Extension of the Gene type expressedIn property
Hi
Currently the expressedIn property of the Gene type expects an anatomical entity (e.g. Uberon).
Could it be extended to include also developmental stages, and sex and strain conditions for example?
A condition instead of an anatomical structure would be great.
By condition I mean
anatomical_structure [developmental_stage] [sex] [strain]
to be able to represent something like
expressed in liver, at the embryonic stage, in female of native Americans
or simply expressed in liver in male OR expressed in liver
Can you give a consumption use case where this extra detail is needed? We need to be very careful that we are not trying to completely model the biology.
For example hemoglobin subunit gamma gene is expressed only in fetal developmental stage, not in adult. Ovary and testis specific genes are expressed respectively in female and male sexes.
I'm using this property for linking all sort of conditions coming from the EBI GXA, example.
DefinedTerm, currently being proposed as range for this property, could be kind of fine for this general case, but I think PropertyValue would be better. Conceptually, a condition's domain might include information artefacts like name/value pairs, because this is what you find to export automatically in many databases or datasets.
Moreover, I and others from the plant community are thinking of proposing ExperimentalFactorValue for cases like this. As you can see in the linked example (click on the condition URIs), I have a provisional term like this under the agrischemas namespace, which subclasses schema:PropertyValue.
Hi all, I am jumping into the discussion :) . (@smoretti pointed me out this thread)

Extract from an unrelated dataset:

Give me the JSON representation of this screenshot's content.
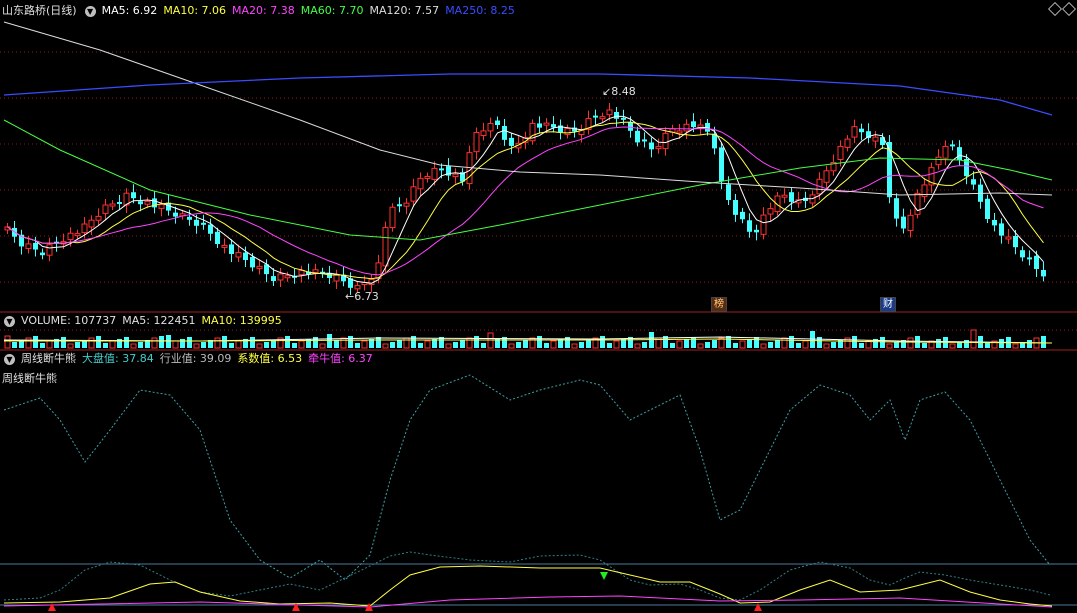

I think the best solution is creating something such as ExperimentalFactorValue or Condition as range of this property expressedIn. Maybe it will be more appreciable by the schema.org community, a higher level concept such as "Condition". I'm saying this because schema.org/DefinedTerm is not a solution for our problem because by following DefinedTerm specification if we use it for this purpose it will be like forcing the schema to accommodate our data. PropertyValue could be a temporary solution in the first moment. I am saying it as a temporary solution because, by doing so, we do not have a highly structure schema but a semi-structure, essentially the schema part is pushed into the data level.
thanks @tarcisiotmf. Condition could be a good addition to schema.org, but I think the life science community needs something to identify the more specific concept of experimental factor. A condition might be a measured condition in which you find a sample, a patient or a plant, but experimental factor is the condition that you want to study and that you typically vary on purpose (eg, wrt the baseline condition) in order to study if it makes a difference (eg, on gene expression).

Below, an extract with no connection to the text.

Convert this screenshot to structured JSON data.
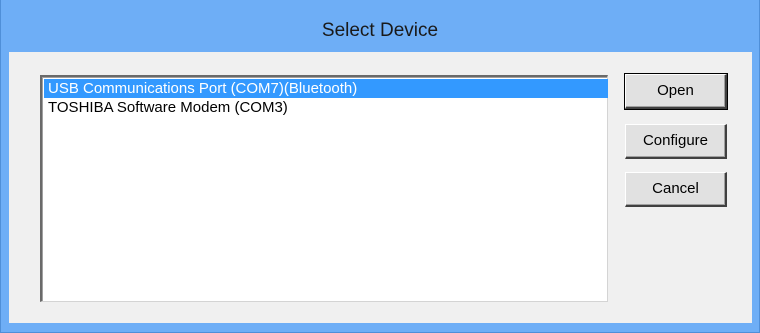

@marco-brandizi , I agree with you by having such concept ExperimentalFactorValue, it will be already quite adequate for these use cases.
It would be helpful to have the consumption use case, e.g. the search, that this extension is seeking to support and some details to state why the less accurate approach is not sufficient.
@AlasdairGray I've real data examples like this. I'll report another, simpler case:
ex:sample1 a bioschema:Sample;
schema:isPartOf ex:study1;
schema:name "The sample 1";
schema:additionalProperty [
a bioschema:BiologicalCondition; # new type, or schema:PropertyValue
schema:propertyID "initial seed size";
schema:value "5 mm"
];
bioschema:experimentalFactor [ # new property or schema:additionalProperty
a bioschema:ExperimentalFactorValue; # marks the perturbed/varied condition
schema:propertyID "harvesting time";
schema:value "4 weeks";
]
.
As you can see, the sample is annotated with two different types of properties, and one is stated as the experimental factor.